In this matter, Father Diekmann said, the Rev. Edward Schillebeeckx, a Dutch Dominican theologian, "is eminently right. We need communities which recognize and cherish ordained priests—women and men—in their midst who lead them by serving them. For this, dear God, we pray you."

 

CATHOLIC BISHOP: NO TURNING BACK ON VATICAN II GAINS

Collegeville, Minn. (RNS) —There is "no turning back" on the gains made by the Roman Catholic laity and women theologians since the Second Vatican Council, said a Catholic bishop here.

The Church cannot reverse itself, said Bishop Raymond Lucker of New Ulm, Minn., "once we say that every single member of the Church is called to an active participation in the life and mission of the Church and is called by baptism to share the priestly office of Christ."

Bishop Lucker was a participant in a symposium here (July 11-14) on "The Legacy of Virgil Michel and the Future of the Catholic Church in America." Father Michel, who died 50 years ago, was a Benedictine monk regarded as the founder of the American liturgical movement that, among other things, encouraged an active role for laity in the Catholic Church.

The Church is "set on a direction which I believe was begun to great extent by Virgil Michel and picked up by the Second Vatican Council," said Bishop Lucker.

"It is no longer possible for us to ignore men and women called equally to the ministry of the Church," said the bishop. Nor is it possible to have a "Church that ignores the experience of women in theology."

Bishop Lucker's remarks came in response to a symposium address on the "Vocation and Mission of the Laity" by Delores Leckey, executive director of the U.S. Bishops' Secretariat on the Laity and Family in Washington, D.C.

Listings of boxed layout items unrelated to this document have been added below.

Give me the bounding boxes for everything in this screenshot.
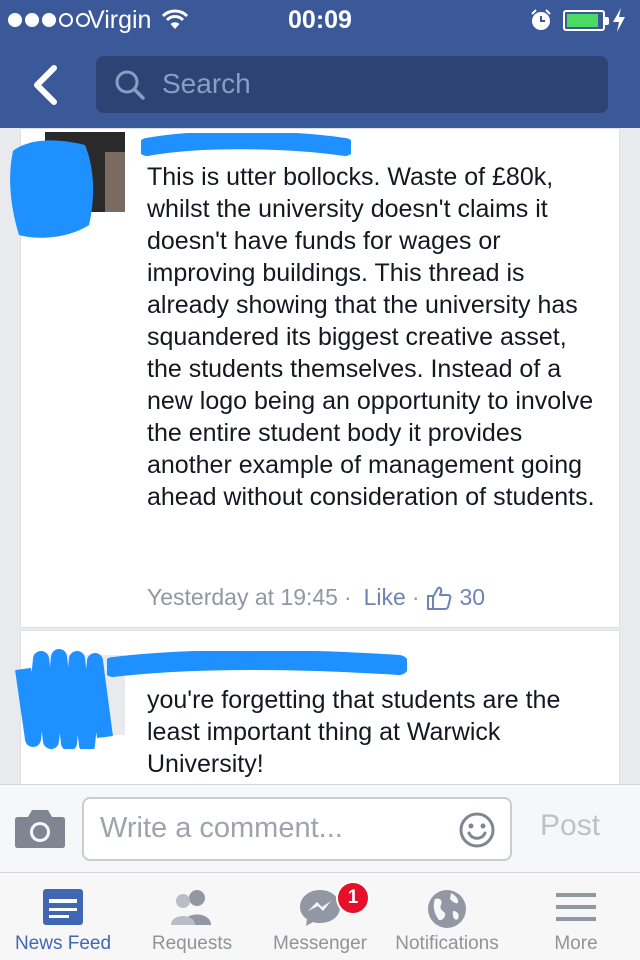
tab-requests[interactable]: Requests <box>128 873 256 960</box>
comment-text: you're forgetting that students are the … <box>147 686 561 778</box>
thumbs-up-icon <box>426 586 451 610</box>
tab-notifications[interactable]: Notifications <box>384 873 510 960</box>
search-input[interactable]: Search <box>96 56 608 113</box>
like-link[interactable]: Like <box>364 584 406 611</box>
news-feed-icon <box>43 889 83 925</box>
tab-label: More <box>554 933 598 954</box>
tab-news-feed[interactable]: News Feed <box>0 873 126 960</box>
battery-icon <box>563 10 609 31</box>
messenger-icon <box>300 890 340 926</box>
like-count[interactable]: 30 <box>460 584 486 611</box>
search-placeholder: Search <box>162 68 251 99</box>
comment: you're forgetting that students are the … <box>15 630 620 785</box>
notification-badge: 1 <box>336 881 370 915</box>
comment: This is utter bollocks. Waste of £80k, w… <box>10 128 620 628</box>
post-button[interactable]: Post <box>540 809 600 843</box>
camera-icon[interactable] <box>14 805 66 849</box>
back-chevron-icon[interactable] <box>30 64 60 106</box>
tab-bar: News Feed Requests 1 Messenger Notificat… <box>0 872 640 960</box>
search-icon <box>115 70 145 100</box>
menu-icon <box>556 893 596 921</box>
tab-more[interactable]: More <box>512 873 640 960</box>
charging-icon <box>613 8 625 32</box>
tab-label: Messenger <box>273 933 367 954</box>
emoji-icon[interactable] <box>458 811 496 849</box>
redaction-scribble <box>107 651 407 677</box>
status-bar: Virgin 00:09 <box>0 0 640 40</box>
alarm-clock-icon <box>531 9 551 30</box>
globe-icon <box>428 890 466 928</box>
tab-label: Requests <box>151 933 233 954</box>
comment-timestamp: Yesterday at 19:45 <box>147 584 338 610</box>
redaction-scribble <box>10 140 94 238</box>
friend-requests-icon <box>171 890 211 925</box>
redaction-scribble <box>141 133 351 156</box>
comment-text: This is utter bollocks. Waste of £80k, w… <box>147 163 595 511</box>
tab-messenger[interactable]: 1 Messenger <box>256 873 384 960</box>
tab-label: News Feed <box>14 933 112 954</box>
tab-label: Notifications <box>395 933 499 954</box>
comment-input[interactable]: Write a comment... <box>82 797 512 861</box>
comment-meta: Yesterday at 19:45 · Like · 30 <box>147 584 486 611</box>
comment-placeholder: Write a comment... <box>100 812 343 844</box>
comment-composer: Write a comment... Post <box>0 784 640 872</box>
header: Virgin 00:09 Search <box>0 0 640 128</box>
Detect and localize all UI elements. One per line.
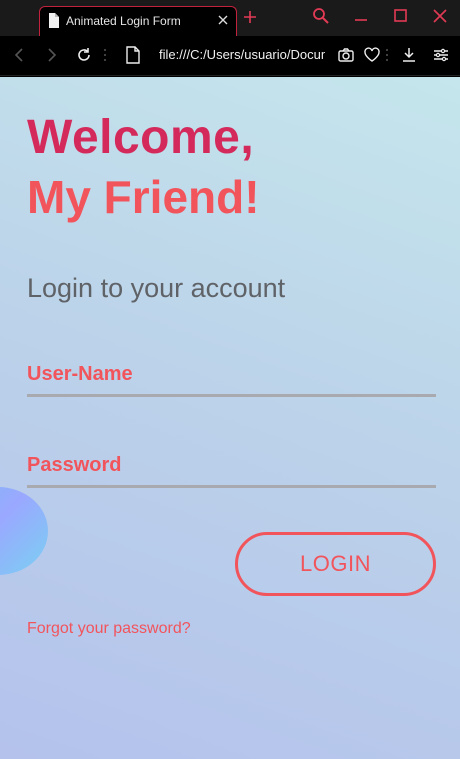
password-input[interactable]: [27, 458, 436, 488]
active-tab[interactable]: Animated Login Form: [39, 6, 237, 36]
login-button[interactable]: LOGIN: [235, 532, 436, 596]
separator-dots-icon: [103, 48, 107, 67]
close-window-icon[interactable]: [431, 7, 449, 30]
decorative-circle: [0, 487, 48, 575]
title-bar: Animated Login Form: [0, 0, 460, 36]
back-icon[interactable]: [11, 46, 29, 69]
tab-title: Animated Login Form: [66, 14, 181, 28]
username-input[interactable]: [27, 367, 436, 397]
login-subtitle: Login to your account: [27, 273, 286, 303]
maximize-icon[interactable]: [392, 7, 410, 30]
new-tab-icon[interactable]: [243, 10, 257, 29]
address-bar: file:///C:/Users/usuario/Documents: [0, 36, 460, 76]
separator-dots-icon: [385, 48, 389, 67]
minimize-icon[interactable]: [352, 7, 370, 30]
forgot-password-link[interactable]: Forgot your password?: [27, 620, 191, 638]
heart-icon[interactable]: [363, 46, 381, 69]
forward-icon[interactable]: [42, 46, 60, 69]
reload-icon[interactable]: [75, 46, 93, 69]
friend-heading: My Friend!: [27, 171, 260, 223]
welcome-heading: Welcome,: [27, 111, 255, 164]
search-icon[interactable]: [312, 7, 330, 30]
page-info-icon[interactable]: [125, 46, 141, 69]
download-icon[interactable]: [400, 46, 418, 69]
document-icon: [48, 13, 60, 33]
camera-icon[interactable]: [337, 46, 355, 69]
url-field[interactable]: file:///C:/Users/usuario/Documents: [159, 47, 325, 62]
login-page: Welcome, My Friend! Login to your accoun…: [0, 77, 460, 759]
settings-sliders-icon[interactable]: [432, 46, 450, 69]
close-tab-icon[interactable]: [216, 13, 230, 32]
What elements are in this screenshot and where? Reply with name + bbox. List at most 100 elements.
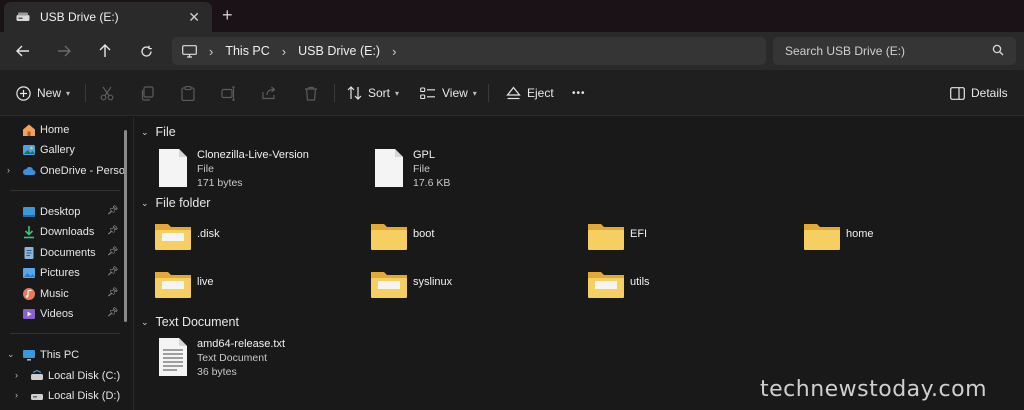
drive-icon [31, 369, 43, 380]
monitor-icon [182, 44, 197, 58]
divider [85, 84, 86, 102]
breadcrumb-separator[interactable]: › [392, 44, 396, 59]
share-icon [262, 86, 276, 100]
breadcrumb-separator[interactable]: › [282, 44, 286, 59]
address-bar[interactable]: › This PC › USB Drive (E:) › [172, 37, 766, 65]
pin-icon[interactable]: 📌︎ [107, 287, 118, 298]
search-input[interactable] [785, 44, 985, 58]
file-item-amd64-release[interactable]: amd64-release.txt Text Document 36 bytes [157, 337, 367, 381]
sidebar-scrollbar[interactable] [124, 130, 127, 322]
sidebar-item-label: Pictures [40, 267, 80, 279]
sidebar-item-this-pc[interactable]: ⌄ This PC [0, 345, 124, 365]
group-header-file[interactable]: ⌄ File [141, 125, 176, 139]
group-title: File [155, 125, 176, 139]
folder-item-efi[interactable]: EFI [587, 221, 797, 255]
search-box[interactable] [773, 37, 1016, 65]
paste-button[interactable] [181, 82, 195, 104]
arrow-right-icon [58, 45, 71, 57]
group-header-file-folder[interactable]: ⌄ File folder [141, 196, 210, 210]
tab-usb-drive[interactable]: USB Drive (E:) ✕ [4, 2, 212, 32]
sort-label: Sort [368, 86, 391, 100]
address-row: › This PC › USB Drive (E:) › [0, 32, 1024, 70]
new-button[interactable]: New ▾ [16, 82, 70, 104]
sidebar-item-label: Videos [40, 308, 74, 320]
pin-icon[interactable]: 📌︎ [107, 246, 118, 257]
sidebar-item-label: Music [40, 288, 69, 300]
share-button[interactable] [262, 82, 277, 104]
arrow-left-icon [16, 45, 29, 57]
file-name: Clonezilla-Live-Version [197, 149, 309, 161]
forward-button[interactable] [54, 41, 74, 61]
folder-item-home[interactable]: home [803, 221, 1013, 255]
file-type: Text Document [197, 352, 268, 364]
view-label: View [442, 86, 468, 100]
sidebar-item-pictures[interactable]: Pictures 📌︎ [0, 263, 124, 283]
file-type: File [197, 163, 214, 175]
folder-item-utils[interactable]: utils [587, 269, 797, 303]
chevron-right-icon[interactable]: › [15, 370, 18, 380]
new-tab-button[interactable]: + [222, 5, 233, 25]
rename-button[interactable] [221, 82, 236, 104]
sidebar-item-label: Documents [40, 247, 96, 259]
file-list: ⌄ File Clonezilla-Live-Version File 171 … [135, 117, 1024, 410]
breadcrumb-this-pc[interactable]: This PC [225, 44, 269, 58]
sidebar-item-local-disk-d[interactable]: › Local Disk (D:) [8, 386, 132, 406]
file-item-gpl[interactable]: GPL File 17.6 KB [373, 148, 583, 192]
delete-button[interactable] [304, 82, 318, 104]
folder-item-live[interactable]: live [154, 269, 364, 303]
sidebar-item-label: Desktop [40, 206, 81, 218]
folder-name: EFI [630, 228, 648, 240]
pin-icon[interactable]: 📌︎ [107, 205, 118, 216]
search-icon[interactable] [992, 44, 1004, 56]
chevron-down-icon: ▾ [395, 88, 400, 98]
new-label: New [37, 86, 62, 100]
up-button[interactable] [95, 41, 115, 61]
divider [488, 84, 489, 102]
pin-icon[interactable]: 📌︎ [107, 266, 118, 277]
sidebar-item-label: Gallery [40, 144, 75, 156]
view-icon [420, 86, 435, 99]
folder-icon [155, 272, 191, 298]
sidebar-item-downloads[interactable]: Downloads 📌︎ [0, 222, 124, 242]
chevron-down-icon[interactable]: ⌄ [7, 349, 15, 360]
cut-button[interactable] [100, 82, 114, 104]
sidebar-item-local-disk-c[interactable]: › Local Disk (C:) [8, 366, 132, 386]
back-button[interactable] [13, 41, 33, 61]
folder-item-syslinux[interactable]: syslinux [370, 269, 580, 303]
view-button[interactable]: View ▾ [420, 82, 477, 104]
folder-item-boot[interactable]: boot [370, 221, 580, 255]
sidebar-item-documents[interactable]: Documents 📌︎ [0, 243, 124, 263]
pin-icon[interactable]: 📌︎ [107, 225, 118, 236]
sidebar-item-label: Local Disk (D:) [48, 390, 121, 402]
close-tab-icon[interactable]: ✕ [188, 9, 200, 26]
folder-item-disk[interactable]: .disk [154, 221, 364, 255]
divider [10, 333, 120, 334]
refresh-button[interactable] [136, 41, 156, 61]
sidebar-item-onedrive[interactable]: › OneDrive - Persor [0, 161, 124, 181]
details-button[interactable]: Details [950, 82, 1008, 104]
pin-icon[interactable]: 📌︎ [107, 307, 118, 318]
copy-button[interactable] [140, 82, 154, 104]
sidebar-item-home[interactable]: Home [0, 120, 124, 140]
chevron-right-icon[interactable]: › [7, 165, 10, 175]
monitor-icon [23, 350, 35, 361]
rename-icon [221, 85, 235, 101]
folder-icon [588, 224, 624, 250]
folder-name: live [197, 276, 214, 288]
chevron-right-icon[interactable]: › [15, 390, 18, 400]
file-name: GPL [413, 149, 436, 161]
sidebar-item-videos[interactable]: Videos 📌︎ [0, 304, 124, 324]
sidebar-item-music[interactable]: Music 📌︎ [0, 284, 124, 304]
plus-circle-icon [16, 85, 31, 101]
delete-icon [305, 86, 317, 101]
more-options-button[interactable]: ••• [572, 82, 586, 104]
music-icon [23, 288, 35, 300]
file-item-clonezilla[interactable]: Clonezilla-Live-Version File 171 bytes [157, 148, 367, 192]
eject-button[interactable]: Eject [506, 82, 554, 104]
sidebar-item-desktop[interactable]: Desktop 📌︎ [0, 202, 124, 222]
sidebar-item-gallery[interactable]: Gallery [0, 140, 124, 160]
group-header-text-document[interactable]: ⌄ Text Document [141, 315, 239, 329]
sidebar-item-label: Downloads [40, 226, 95, 238]
sort-button[interactable]: Sort ▾ [347, 82, 399, 104]
breadcrumb-usb-drive[interactable]: USB Drive (E:) [298, 44, 380, 58]
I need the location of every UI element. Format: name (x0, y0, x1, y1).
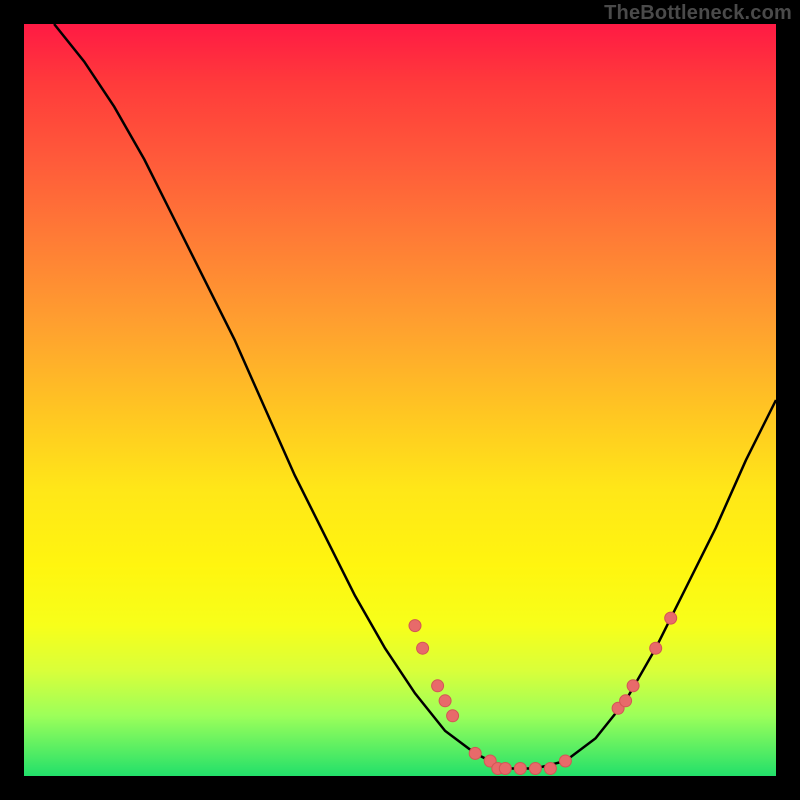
data-point (650, 642, 662, 654)
data-point (499, 763, 511, 775)
data-points-group (409, 612, 677, 774)
data-point (544, 763, 556, 775)
data-point (447, 710, 459, 722)
bottleneck-curve (54, 24, 776, 769)
data-point (432, 680, 444, 692)
data-point (620, 695, 632, 707)
watermark-text: TheBottleneck.com (604, 2, 792, 25)
chart-svg (24, 24, 776, 776)
data-point (559, 755, 571, 767)
data-point (529, 763, 541, 775)
data-point (439, 695, 451, 707)
data-point (409, 620, 421, 632)
plot-area (24, 24, 776, 776)
chart-container: TheBottleneck.com (0, 0, 800, 800)
data-point (469, 747, 481, 759)
data-point (627, 680, 639, 692)
data-point (665, 612, 677, 624)
data-point (514, 763, 526, 775)
data-point (417, 642, 429, 654)
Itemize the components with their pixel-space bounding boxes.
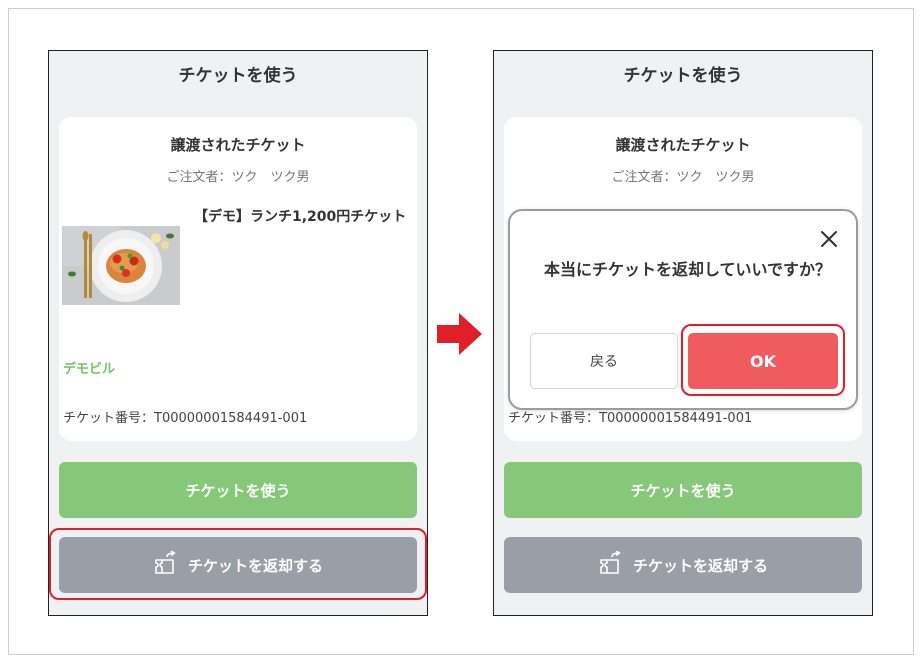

Mrs. Leckey described the "many faceted process" implemented by the bishops' committee on the laity to listen to the voices of American Catholics in preparation for the synod on the laity held in Rome in 1987.

"Co-discipleship, a biblical term that signaled the elected delegates's belief in the equality" of lay and ordained Christians, was the common point of departure for all the interventions made by the American delegates to the synod, said Mrs. Leckey.